A series of gouaches on film posters rounds off the new exhibition, underscoring the international seriality of movie distribution in different countries in a way that associates the directors, production and reception with what Sarah Morris sees as open-ended narratives. Intensified by the artist's coded compositions, Once a Thief, The Swimming Pool, F for Fake and other works highlight not only the seductive propaganda systems at work in the cultural – and especially cinematic – domain, but also shooting locations.
Commissioned by the Louis Vuitton Foundation, Morris's new film Strange Magic is currently being shown at the Foundation's inaugural exhibition in Paris. And Patrick Javault will be talking to Sarah Morris as part of the art interviews series at the Fondation d’Entreprise Ricard on November 12, 2014, at 7 pm.
Sarah Morris was born in 1967 in the UK and grew up in Providence, Rhode Island, USA. She lives and works in New York.

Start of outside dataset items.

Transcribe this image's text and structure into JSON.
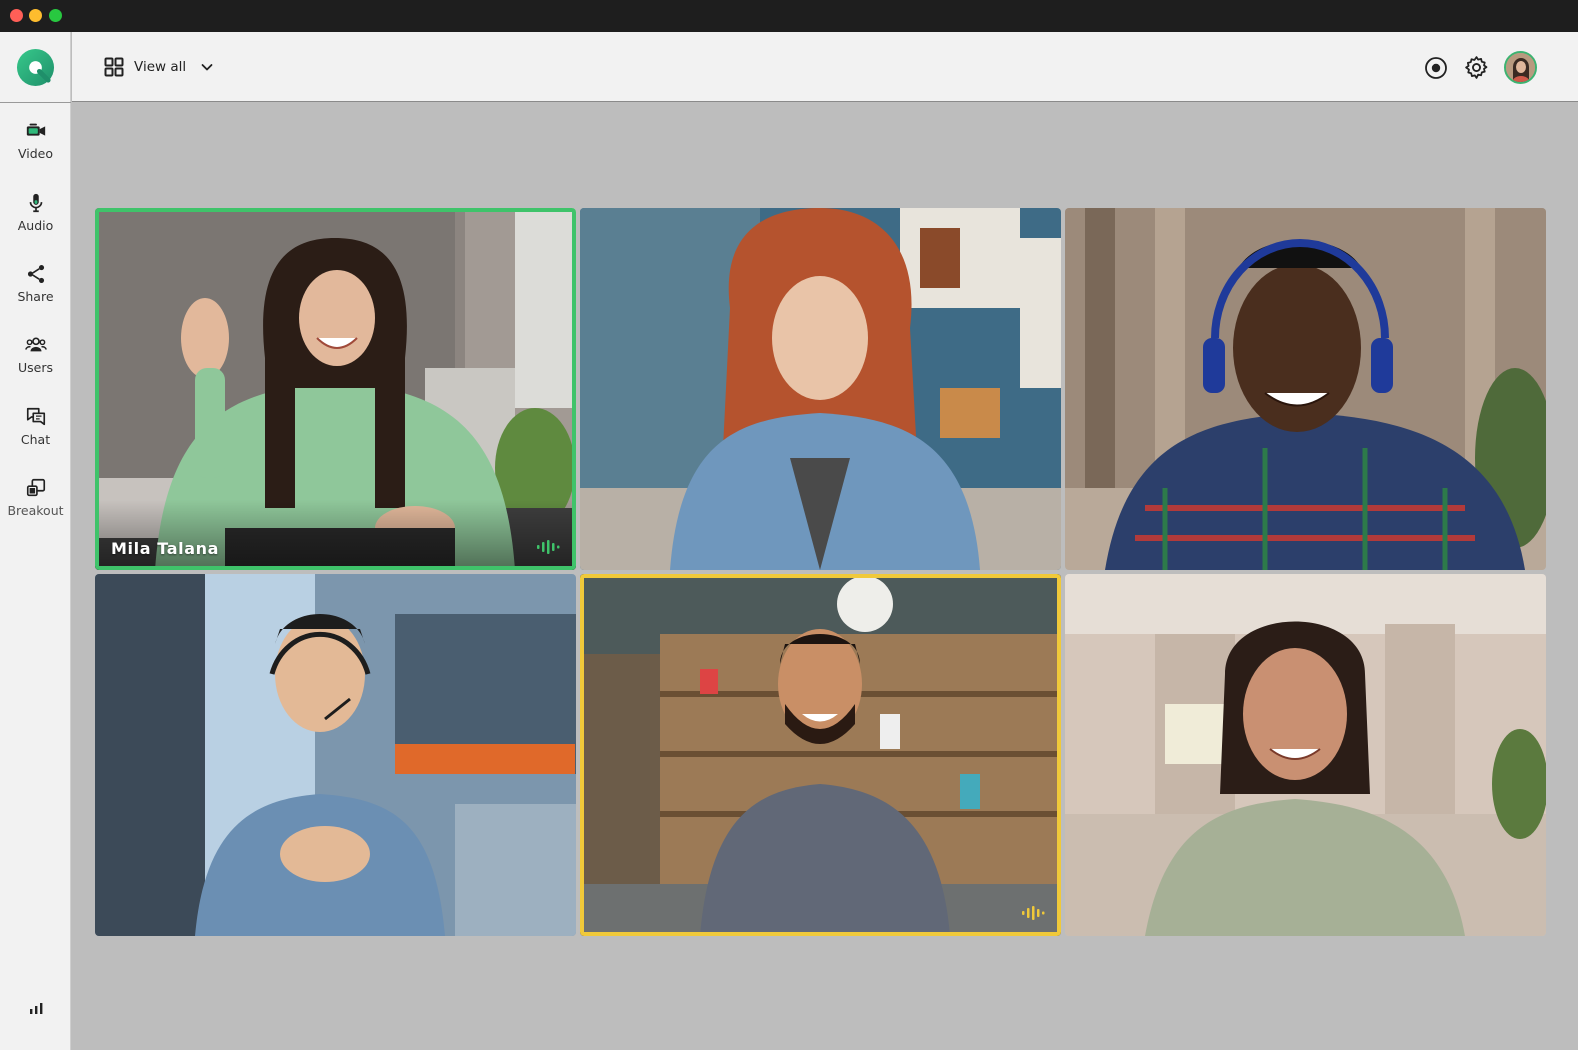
{
  "window": {
    "traffic_lights": [
      "#ff5f57",
      "#febc2e",
      "#28c840"
    ]
  },
  "sidebar": {
    "items": [
      {
        "label": "Video",
        "icon": "video-camera-icon"
      },
      {
        "label": "Audio",
        "icon": "microphone-icon"
      },
      {
        "label": "Share",
        "icon": "share-icon"
      },
      {
        "label": "Users",
        "icon": "users-icon"
      },
      {
        "label": "Chat",
        "icon": "chat-icon"
      },
      {
        "label": "Breakout",
        "icon": "breakout-icon"
      }
    ],
    "footer_icon": "signal-stats-icon"
  },
  "topbar": {
    "view_label": "View all",
    "view_icon": "grid-view-icon",
    "right_icons": [
      "record-icon",
      "gear-icon",
      "user-avatar"
    ]
  },
  "participants": [
    {
      "name": "Mila Talana",
      "state": "speaking",
      "ring_color": "#3fc36a"
    },
    {
      "name": "",
      "state": "idle"
    },
    {
      "name": "",
      "state": "idle"
    },
    {
      "name": "",
      "state": "idle"
    },
    {
      "name": "",
      "state": "active",
      "ring_color": "#f0c93a"
    },
    {
      "name": "",
      "state": "idle"
    }
  ],
  "colors": {
    "accent_green": "#3fc36a",
    "accent_yellow": "#f0c93a",
    "logo_green": "#2fb87a"
  }
}
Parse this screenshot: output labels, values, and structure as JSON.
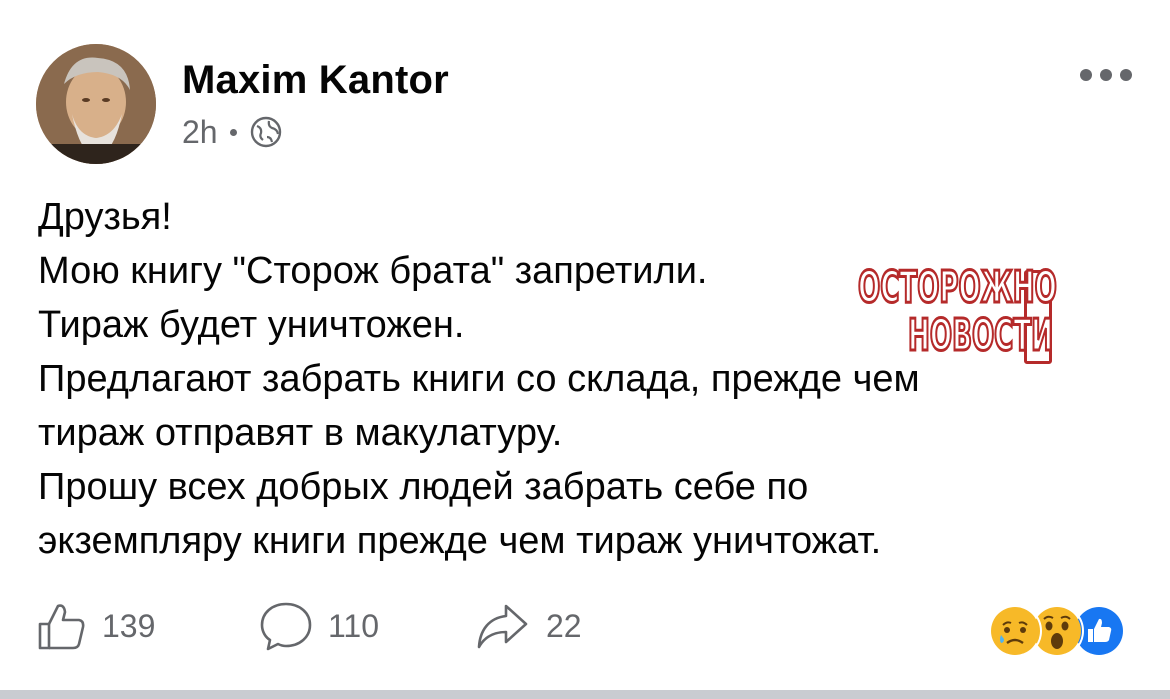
{
  "post": {
    "author": "Maxim Kantor",
    "timestamp": "2h",
    "separator": "·",
    "audience_icon": "globe-icon",
    "more_icon": "more-horizontal-icon",
    "text_lines": [
      "Друзья!",
      "Мою книгу \"Сторож брата\" запретили.",
      "Тираж будет уничтожен.",
      "Предлагают забрать книги со склада, прежде чем",
      "тираж отправят в макулатуру.",
      "Прошу всех добрых людей забрать себе по",
      "экземпляру книги прежде чем тираж уничтожат."
    ]
  },
  "watermark": {
    "line1": "ОСТОРОЖНО",
    "line2": "НОВОСТИ",
    "color": "#b52a2a"
  },
  "actions": {
    "like_count": "139",
    "comment_count": "110",
    "share_count": "22",
    "like_icon": "thumbs-up-icon",
    "comment_icon": "comment-bubble-icon",
    "share_icon": "share-arrow-icon"
  },
  "reactions": [
    "sad-reaction-icon",
    "wow-reaction-icon",
    "like-reaction-icon"
  ],
  "colors": {
    "text": "#050505",
    "secondary": "#65676b",
    "facebook_blue": "#1877f2",
    "reaction_yellow": "#f7b928",
    "divider": "#c9ccd1"
  }
}
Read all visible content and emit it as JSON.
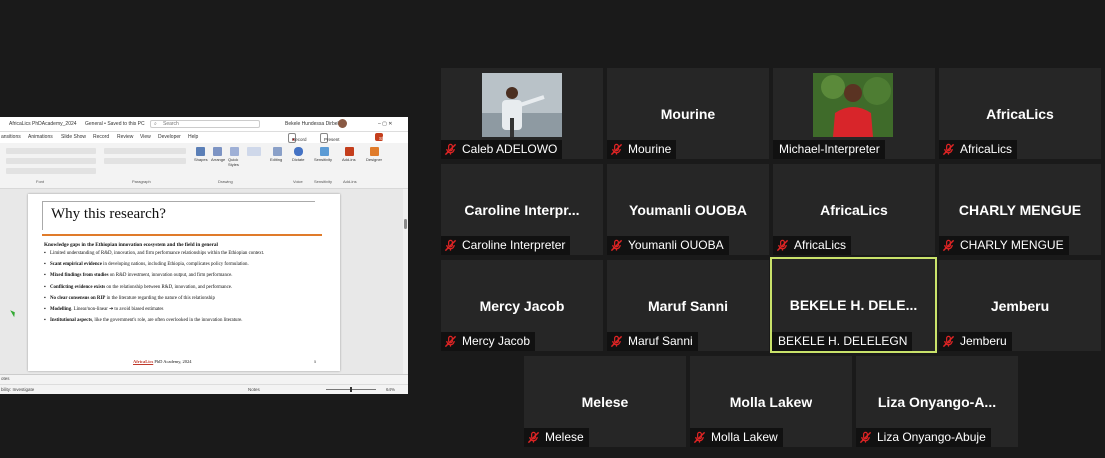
{
  "share": {
    "titlebar": {
      "file": "AfricaLics PhDAcademy_2024",
      "status": "General • Saved to this PC",
      "search": "Search",
      "user": "Bekele Hundessa Dirbelgn",
      "controls": "–   ▢   ✕"
    },
    "tabs": [
      "ansitions",
      "Animations",
      "Slide Show",
      "Record",
      "Review",
      "View",
      "Developer",
      "Help"
    ],
    "record_label": "Record",
    "teams_label": "Present in Teams",
    "share_label": "Share",
    "ribbon_groups": [
      "Font",
      "Paragraph",
      "Drawing",
      "Voice",
      "Sensitivity",
      "Add-ins"
    ],
    "ribbon_buttons": [
      "Shapes",
      "Arrange",
      "Quick Styles",
      "Editing",
      "Dictate",
      "Sensitivity",
      "Add-ins",
      "Designer"
    ],
    "slide": {
      "title": "Why this research?",
      "heading": "Knowledge gaps in the Ethiopian innovation ecosystem and the field in general",
      "bullets": [
        {
          "bold": "",
          "text": "Limited understanding of R&D, innovation, and firm performance relationships within the Ethiopian context."
        },
        {
          "bold": "Scant empirical evidence",
          "text": " in developing nations, including Ethiopia, complicates policy formulation."
        },
        {
          "bold": "Mixed findings from studies",
          "text": " on R&D investment, innovation output, and firm performance."
        },
        {
          "bold": "Conflicting evidence exists",
          "text": " on the relationship between R&D, innovation, and performance."
        },
        {
          "bold": "No clear consensus on RIP",
          "text": " in the literature regarding the nature of this relationship"
        },
        {
          "bold": "Modelling",
          "text": ". Linear/non-linear ➔ to avoid biased estimates"
        },
        {
          "bold": "Institutional aspects",
          "text": ", like the government's role, are often overlooked in the innovation literature."
        }
      ],
      "footer_brand": "AfricaLics",
      "footer_text": " PhD Academy, 2024",
      "number": "5"
    },
    "notes_label": "otes",
    "status_left": "bility: Investigate",
    "status_notes": "Notes",
    "zoom": "64%"
  },
  "participants": [
    {
      "display": "",
      "label": "Caleb ADELOWO",
      "photo": "speaker-photo"
    },
    {
      "display": "Mourine",
      "label": "Mourine"
    },
    {
      "display": "",
      "label": "Michael-Interpreter",
      "photo": "red-shirt-photo",
      "muted": false
    },
    {
      "display": "AfricaLics",
      "label": "AfricaLics"
    },
    {
      "display": "Caroline  Interpr...",
      "label": "Caroline Interpreter"
    },
    {
      "display": "Youmanli OUOBA",
      "label": "Youmanli OUOBA"
    },
    {
      "display": "AfricaLics",
      "label": "AfricaLics"
    },
    {
      "display": "CHARLY MENGUE",
      "label": "CHARLY MENGUE"
    },
    {
      "display": "Mercy Jacob",
      "label": "Mercy Jacob"
    },
    {
      "display": "Maruf Sanni",
      "label": "Maruf Sanni"
    },
    {
      "display": "BEKELE H. DELE...",
      "label": "BEKELE H. DELELEGN",
      "active": true,
      "muted": false
    },
    {
      "display": "Jemberu",
      "label": "Jemberu"
    },
    {
      "display": "Melese",
      "label": "Melese"
    },
    {
      "display": "Molla Lakew",
      "label": "Molla Lakew"
    },
    {
      "display": "Liza  Onyango-A...",
      "label": "Liza Onyango-Abuje"
    }
  ],
  "colors": {
    "background": "#1a1a1a",
    "tile": "#262626",
    "active_border": "#c9e26a",
    "mute_icon": "#e02424",
    "slide_accent": "#e07b2a"
  }
}
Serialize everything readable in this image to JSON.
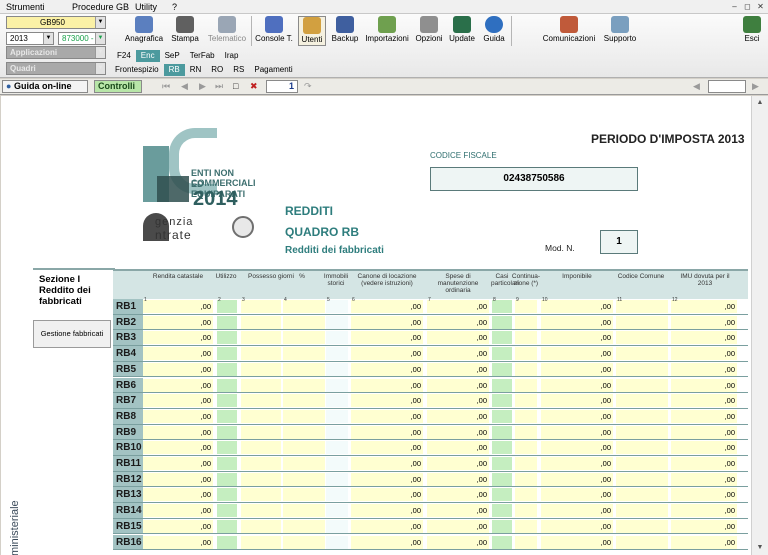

Solo exhibitions include Kunsthalle Bremen (2013); Musée National Fernand Léger, Biot (2012); The Wexner Center for the Arts, Ohio (2012); MAMbo, Bologna (2009), and MMK, Frankfurt (2009); Lenbachaus, Munich (2008); Fondation Beyeler, Basel (2008); Museum Boijmans van Beuningen, Rotterdam (2006); Moderna Museet, Stockholm (2005); Palais de Tokyo, Paris (2005); Kunstforeningen, Copenhagen (2004); Kestner Gesellschaft, Hannover (2005) and National galerie im Hamburger Bahnhof, Berlin (2001).